In fact, the study found that heavy Internet users are among the most dedicated of TV viewers, spending more than 250 hours a day in front of the tube, compared with the 220 hours of television watched by people who never go online.
The findings would appear to be good news for broadcasters who worry the Internet is siphoning away viewers, and with them advertising dollars. It also helps explain the apparent paradox between rising TV viewership overall and the growing popularity of new media.
"TV usage is at an all-time high, and yet there's a lot more people using the Internet, and where does the time go, and part of the answer is that it's happening simultaneously," Nielsen spokesman Gary Holmes said.

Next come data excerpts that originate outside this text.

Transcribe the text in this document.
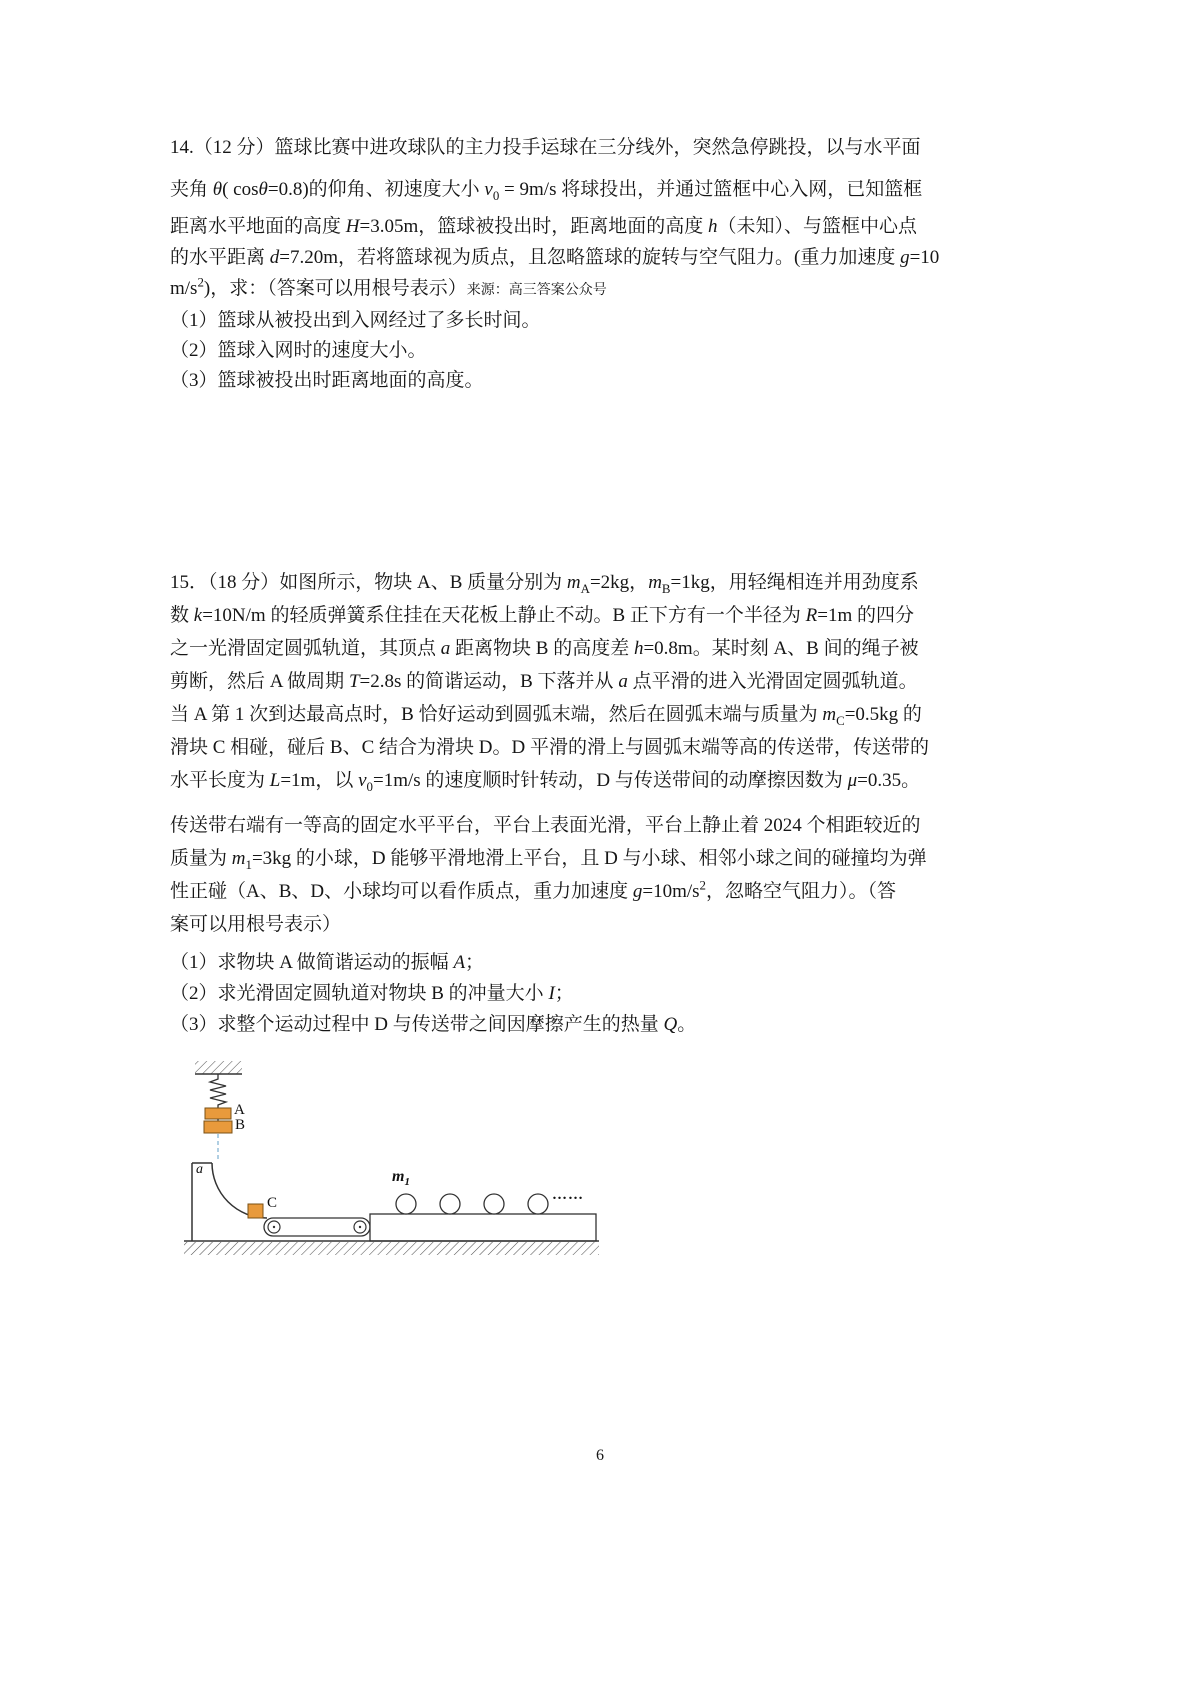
14.（12 分）篮球比赛中进攻球队的主力投手运球在三分线外，突然急停跳投，以与水平面
夹角 θ( cosθ=0.8)的仰角、初速度大小 $v_0 = 9m/s$ 将球投出，并通过篮框中心入网，已知篮框
距离水平地面的高度 H=3.05m，篮球被投出时，距离地面的高度 h（未知）、与篮框中心点
的水平距离 d=7.20m，若将篮球视为质点，且忽略篮球的旋转与空气阻力。(重力加速度 g=10
$m/s^2$)，求：（答案可以用根号表示）来源：高三答案公众号
（1）篮球从被投出到入网经过了多长时间。
（2）篮球入网时的速度大小。
（3）篮球被投出时距离地面的高度。
15．（18 分）如图所示，物块 A、B 质量分别为 $m_A=2kg$，$m_B=1kg$，用轻绳相连并用劲度系
数 k=10N/m 的轻质弹簧系住挂在天花板上静止不动。B 正下方有一个半径为 R=1m 的四分
之一光滑固定圆弧轨道，其顶点 a 距离物块 B 的高度差 h=0.8m。某时刻 A、B 间的绳子被
剪断，然后 A 做周期 T=2.8s 的简谐运动，B 下落并从 a 点平滑的进入光滑固定圆弧轨道。
当 A 第 1 次到达最高点时，B 恰好运动到圆弧末端，然后在圆弧末端与质量为 $m_C=0.5kg$ 的
滑块 C 相碰，碰后 B、C 结合为滑块 D。D 平滑的滑上与圆弧末端等高的传送带，传送带的
水平长度为 L=1m，以 $v_0=1m/s$ 的速度顺时针转动，D 与传送带间的动摩擦因数为 μ=0.35。
传送带右端有一等高的固定水平平台，平台上表面光滑，平台上静止着 2024 个相距较近的
质量为 $m_1=3kg$ 的小球，D 能够平滑地滑上平台，且 D 与小球、相邻小球之间的碰撞均为弹
性正碰（A、B、D、小球均可以看作质点，重力加速度 $g=10m/s^2$，忽略空气阻力）。（答
案可以用根号表示）
（1）求物块 A 做简谐运动的振幅 A；
（2）求光滑固定圆轨道对物块 B 的冲量大小 I；
（3）求整个运动过程中 D 与传送带之间因摩擦产生的热量 Q。
A
B
a
C
$m_1$
……
6
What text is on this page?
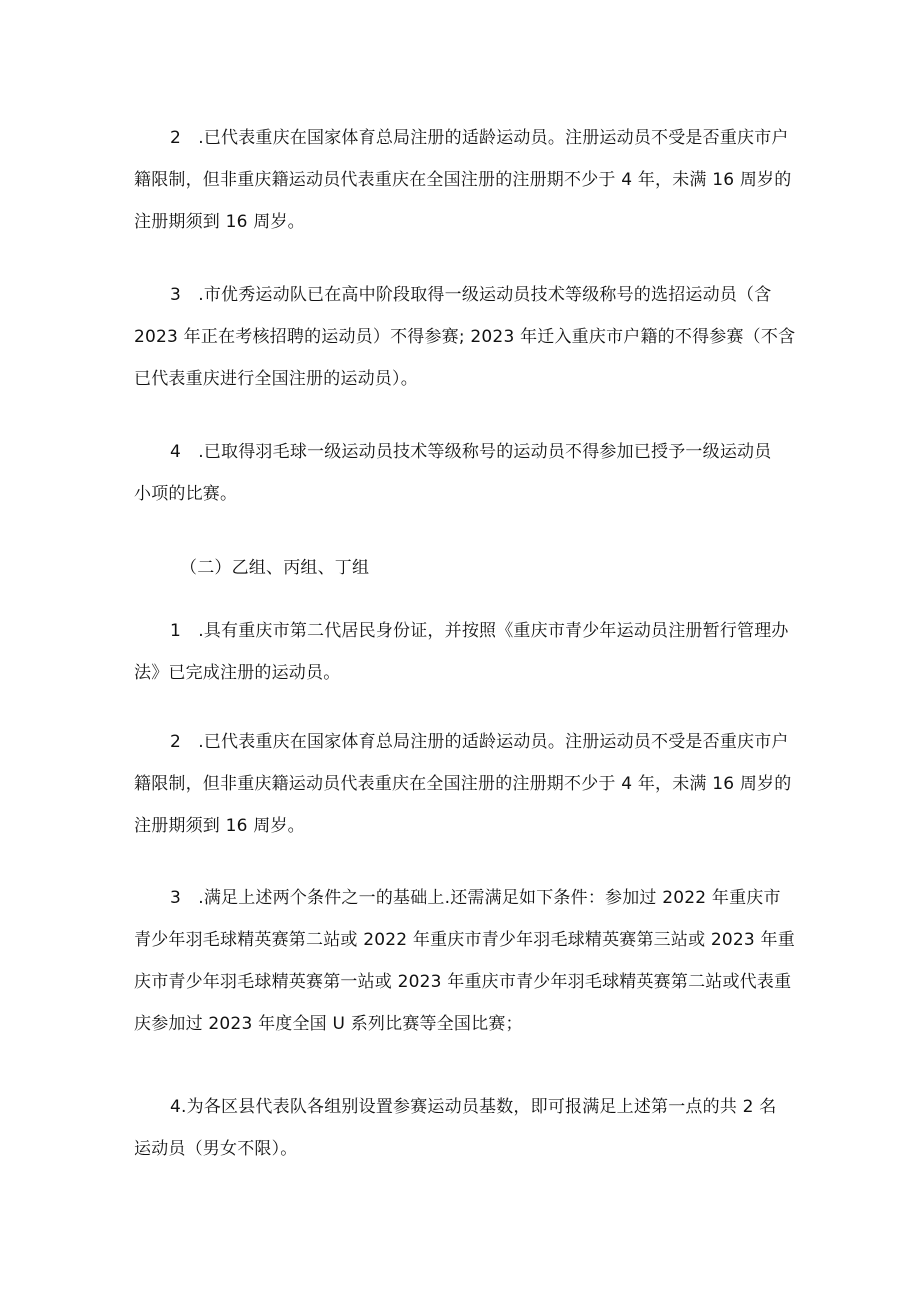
2　.已代表重庆在国家体育总局注册的适龄运动员。注册运动员不受是否重庆市户
籍限制，但非重庆籍运动员代表重庆在全国注册的注册期不少于 4 年，未满 16 周岁的
注册期须到 16 周岁。
3　.市优秀运动队已在高中阶段取得一级运动员技术等级称号的选招运动员（含
2023 年正在考核招聘的运动员）不得参赛; 2023 年迁入重庆市户籍的不得参赛（不含
已代表重庆进行全国注册的运动员）。
4　.已取得羽毛球一级运动员技术等级称号的运动员不得参加已授予一级运动员
小项的比赛。
（二）乙组、丙组、丁组
1　.具有重庆市第二代居民身份证，并按照《重庆市青少年运动员注册暂行管理办
法》已完成注册的运动员。
2　.已代表重庆在国家体育总局注册的适龄运动员。注册运动员不受是否重庆市户
籍限制，但非重庆籍运动员代表重庆在全国注册的注册期不少于 4 年，未满 16 周岁的
注册期须到 16 周岁。
3　.满足上述两个条件之一的基础上.还需满足如下条件：参加过 2022 年重庆市
青少年羽毛球精英赛第二站或 2022 年重庆市青少年羽毛球精英赛第三站或 2023 年重
庆市青少年羽毛球精英赛第一站或 2023 年重庆市青少年羽毛球精英赛第二站或代表重
庆参加过 2023 年度全国 U 系列比赛等全国比赛；
4.为各区县代表队各组别设置参赛运动员基数，即可报满足上述第一点的共 2 名
运动员（男女不限）。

The report, the first of its kind by Nielsen's media measuring service, was based on a sample of 3,000 people in more than 1,000 households during the month of May.
The study did not differentiate among the types of Internet use engaged in by TV viewers, though the most popular online activity typically consists of Web searches, e-mail and other forms of text communication, as well as shopping, Holmes said.
Internet use overall is growing by leaps and bounds, up 9 percent year-to-year in May, he said.
But average TV viewership still dwarfs online activity in the home -- 127 hours vs. 26 hours per month among those who use the Internet, with video "streaming" on the Web accounting for just two hours and 19 minutes. As a group, teen girls are the most likely to engage in streaming, 82 percent.
While 31 percent of in-home online activity occurs at the same time the user is watching TV, the lion's share of all household TV viewership -- almost 96 percent -- takes place apart from the Internet, the Nielsen study found.
Not surprisingly, perhaps, a higher percentage of teenage TV viewing coincides with Internet use, 5.4 percent compared with 3.8 percent for the general population, Nielsen found.
Still to come is research that explores the correlation between TV and entertainment content on the Web, and the relationship between TV commercials and online advertising, Holmes said.